One topic of debate around the Sixth Amendment is the idea of defendants being entitled to disclosure of their potential consequences if they include deportation. Scholars Jeffrey L. Fisher and Stephanos Bibas argue for the right to an appointed lawyer being restricted to more serious misdemeanors and ones that can result in severe punishments like deportation in order to relive the burden of public defense lawyers.

The also explain importance of defendants, specifically those who could face deportation depending on the legal route they take, to have the right to an appointed lawyer and an extensive opportunity to understand the potential consequences of a deal and make the best choice for how to move forward. Fisher provides evidence in the form of a court case: Padilla v. Kentucky. The events of this case took place in 2009 and 2010. It consisted of a defendant, Jose Padilla, being sent to a judge based on three counts of drug related crimes and one count of operating a tractor without a weight and distance tax number.

He entered a guilty plea for the three drug count in return for dismissal of the other count. Following this, he filed for post conviction relief on the grounds that he had not been informed of the potential for deportation by his lawyer. His ruling was reversed by the Kentucky Court of Appeals and sent for an evidentiary hearing. The ruling was then reversed back by the Kentucky Supreme Court which stated that collateral consequences, and consequences around immigration were not required to be shared by counsel under the Sixth Amendment.

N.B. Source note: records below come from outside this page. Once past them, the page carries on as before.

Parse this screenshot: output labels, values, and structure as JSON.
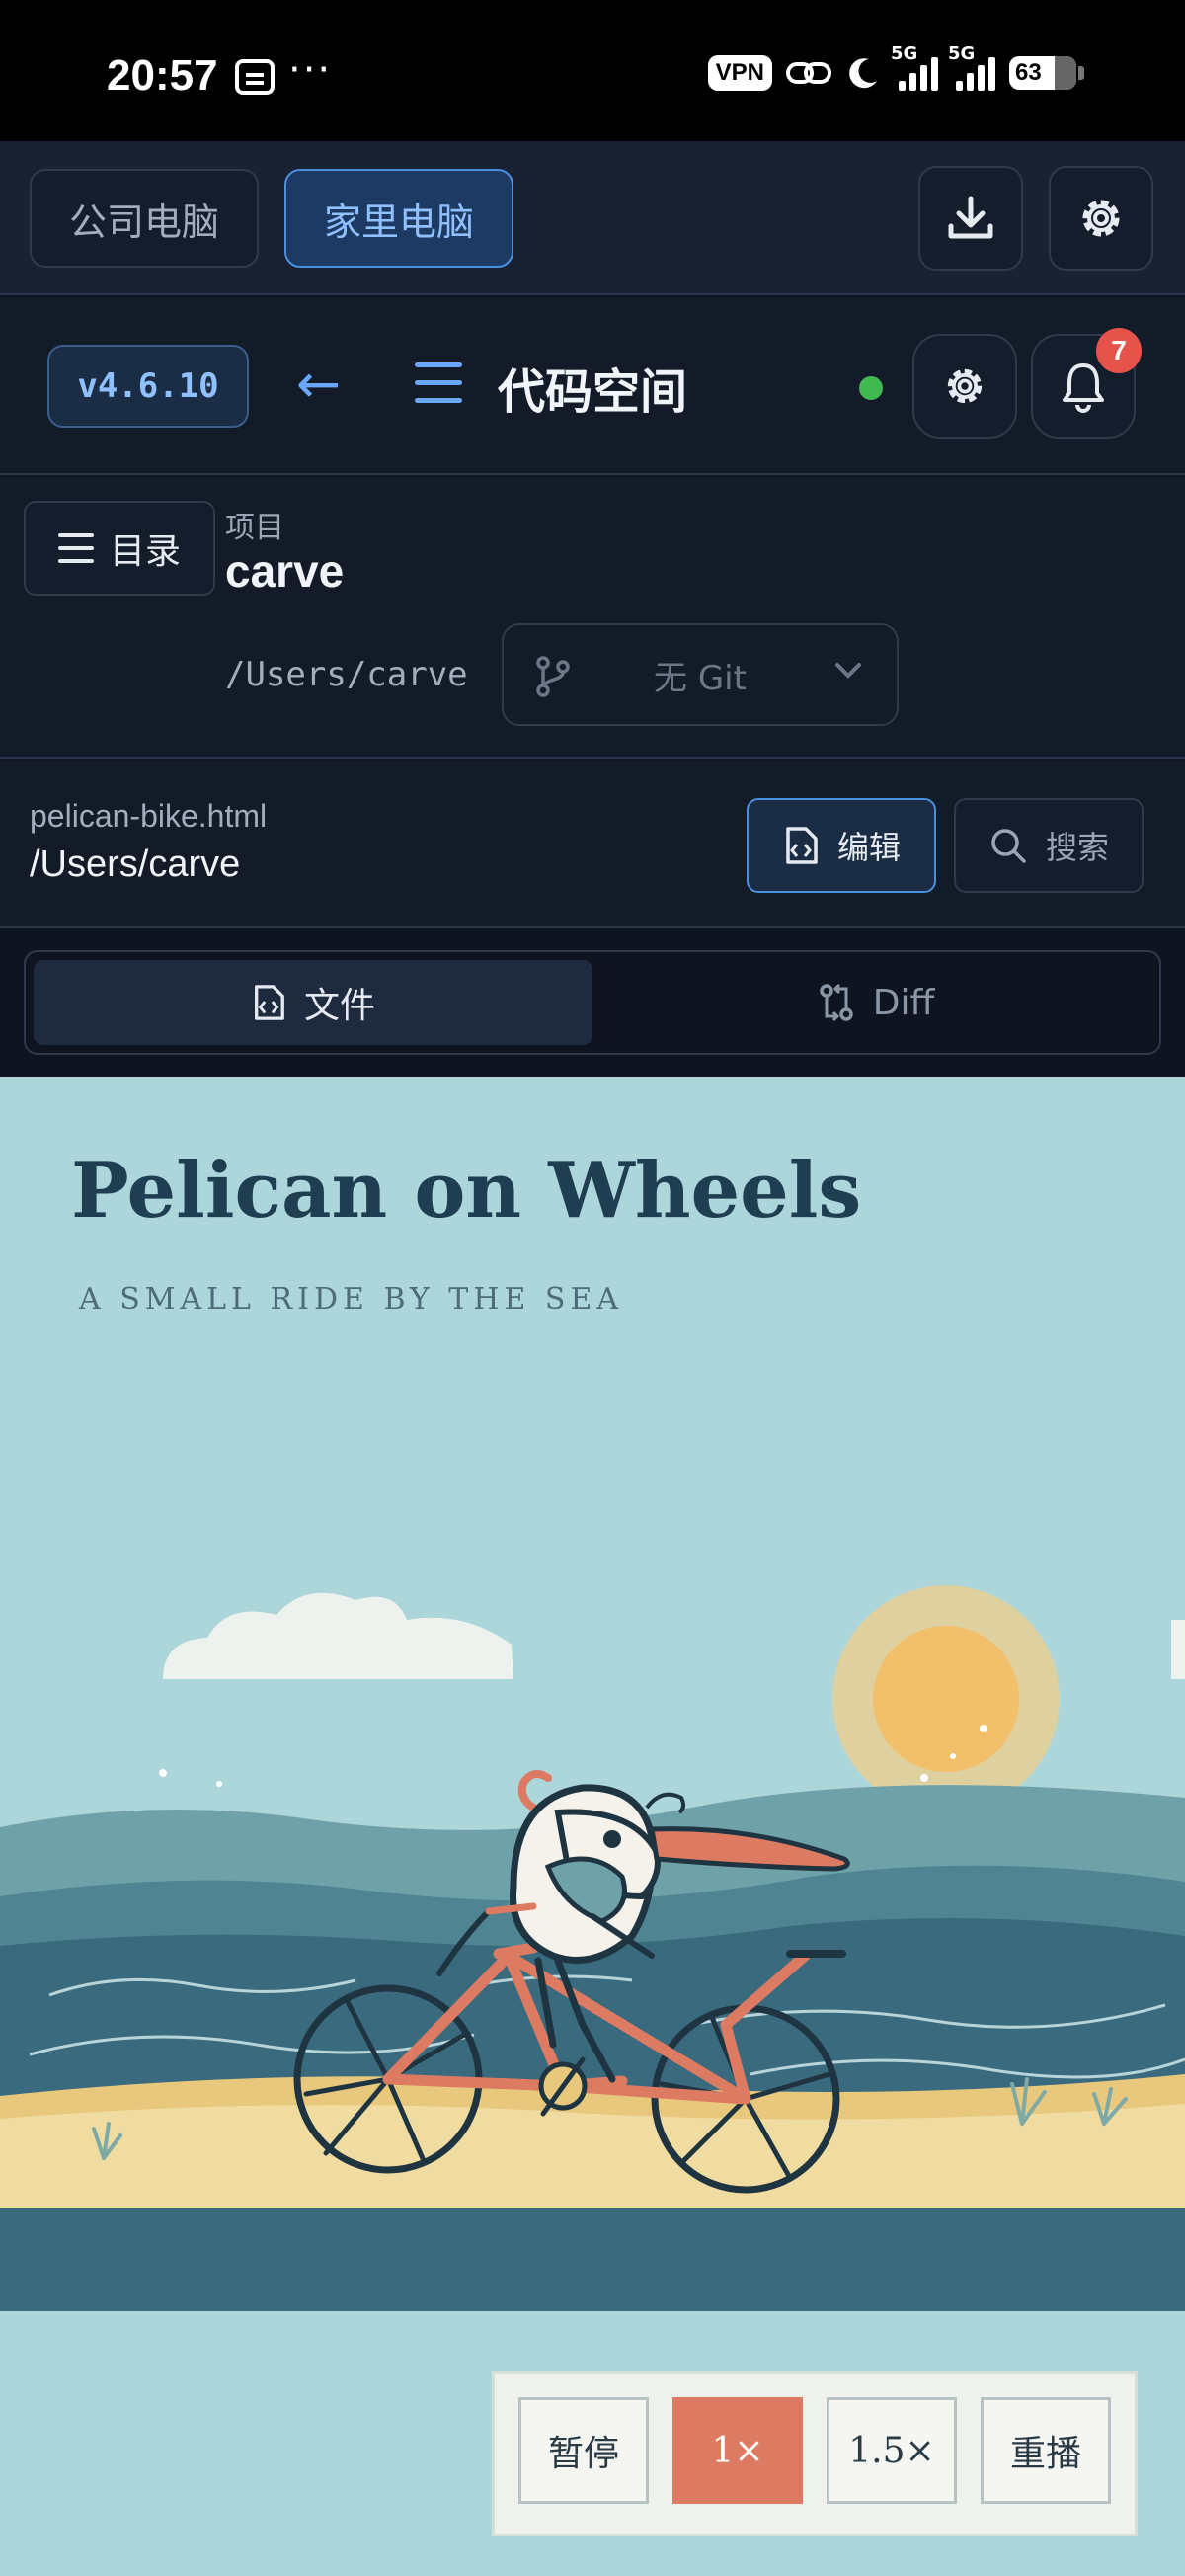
{
  "status_bar": {
    "time": "20:57",
    "dots": "···",
    "vpn": "VPN",
    "network1": "5G",
    "network2": "5G",
    "battery": "63"
  },
  "machines": {
    "office": "公司电脑",
    "home": "家里电脑"
  },
  "header": {
    "version": "v4.6.10",
    "back": "←",
    "title": "代码空间",
    "notifications": "7"
  },
  "project": {
    "toc_label": "目录",
    "label": "项目",
    "name": "carve",
    "path": "/Users/carve",
    "git": "无 Git"
  },
  "file": {
    "name": "pelican-bike.html",
    "path": "/Users/carve",
    "edit": "编辑",
    "search": "搜索"
  },
  "tabs": {
    "file": "文件",
    "diff": "Diff"
  },
  "preview": {
    "title": "Pelican on Wheels",
    "subtitle": "A SMALL RIDE BY THE SEA",
    "controls": [
      "暂停",
      "1×",
      "1.5×",
      "重播"
    ],
    "active_control": "1×",
    "colors": {
      "sky": "#add6da",
      "sea": "#3a6a7e",
      "sand": "#f0dca0",
      "bike": "#dc7a62",
      "sun": "#f2c06a"
    }
  }
}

This court ruling illustrates the lack of clarity around the Sixth Amendment, and the contrast in views of that information lawyers should be required to disclose to their clients. This provision has a lack of clarity in some cases, such as this court case, which can connect to themes of inequality for immigrants in the legal system throughout history. I believe that if deportation is a potential consequence of a deal, defendants should be made aware of that because their lawyer should be working in their defense and their best interests completely; and this rule should be implemented in the clause.